What I'm getting at is this:
Common opponents between Foreman and Shavers rate Shavers as the harder puncher. You may be correct that the ultimate reason for this is that Shavers had the opportunity to sit down on his punches more than Foreman.
Ok. That's fine. But if Shavers was able to sit down on his punches so regularly compared to Foreman that everybody rated Shavers the harder puncher, that suggests something to me. It suggests that functionally -- practically -- Shavers was a harder puncher than Foreman when it came to actually applying that power in the ring.
Sure, Foreman might theoretically have hit harder with one shot...if he could set up the opportunity to wind up and swing like Shavers. But for whatever reason, Foreman couldn't / didn't do that in the ring. At least not with consistency. As a result, when you fought Shavers, you were probably going to get hit with consistently harder punches than you would from Foreman.
In fact, you basically seem to agree that Foreman's punching delivery system had issues:
Not only did Foreman hit air, but he would also swing from positions where he didn't have much leverage.
I'm sure there are plenty of guys who could have hit harder than Foreman or Shavers if somebody just stood still and let people whack away. But a big part of judging punchers is asking: "How hard can they actually *land* their shots?"

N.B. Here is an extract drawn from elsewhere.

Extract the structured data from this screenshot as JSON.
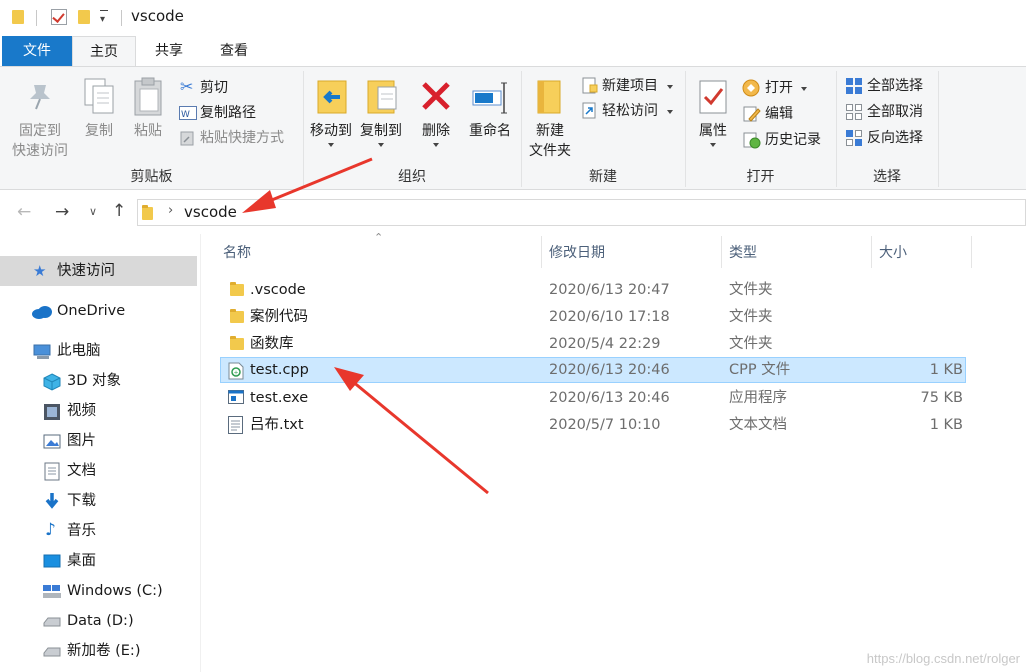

EDIT: Let me also put it another way. The top shot-putter in the world could probably hit harder with a single winding-up shot against a stationary target than Earnie Shavers could. At least if you gave the shot putter enough time to practice. But he would not be able to land those kinds of punches in the ring against a moving, uncooperative target like Shavers could. That kind of functional punching power is the only thing we really care about in these power debates. And the best source for learning how hard Shavers could hit an uncooperative, moving target is to ask the moving targets he punched.
Also, I suspect it's probably clear already, but picking Henry Cooper to be the hardest puncher ever was me being deliberately silly.
You'd still be wondering what he'd say after he'd said it.
Have a look at his quotes on page 1. Man was as mad as a box of frogs.
Ultimately, he said Earnie Shavers was the most powerful puncher he ever faced, and Mike Tyson punched like a hommasechsuel.
At first, I thought you were repeating a flowery German insult.
Good post again!
The only quibble I have is I have no idea that massively powerful athlete-& many very tall & long-could hit harder than a Foreman & Shavers.
Muscle & leverage count for a fair amount.
But like throwing or hitting a baseball far, they are only part of what is somewhat of a quirky genetic gift of explosiveness.
Some of those huge elite athletes would not hit hard at all-for a pro HW.
Even if well trained.
Others would, but being massive & great at tangentally related skills would not necessarily put them in the league of Foreman & Shavers.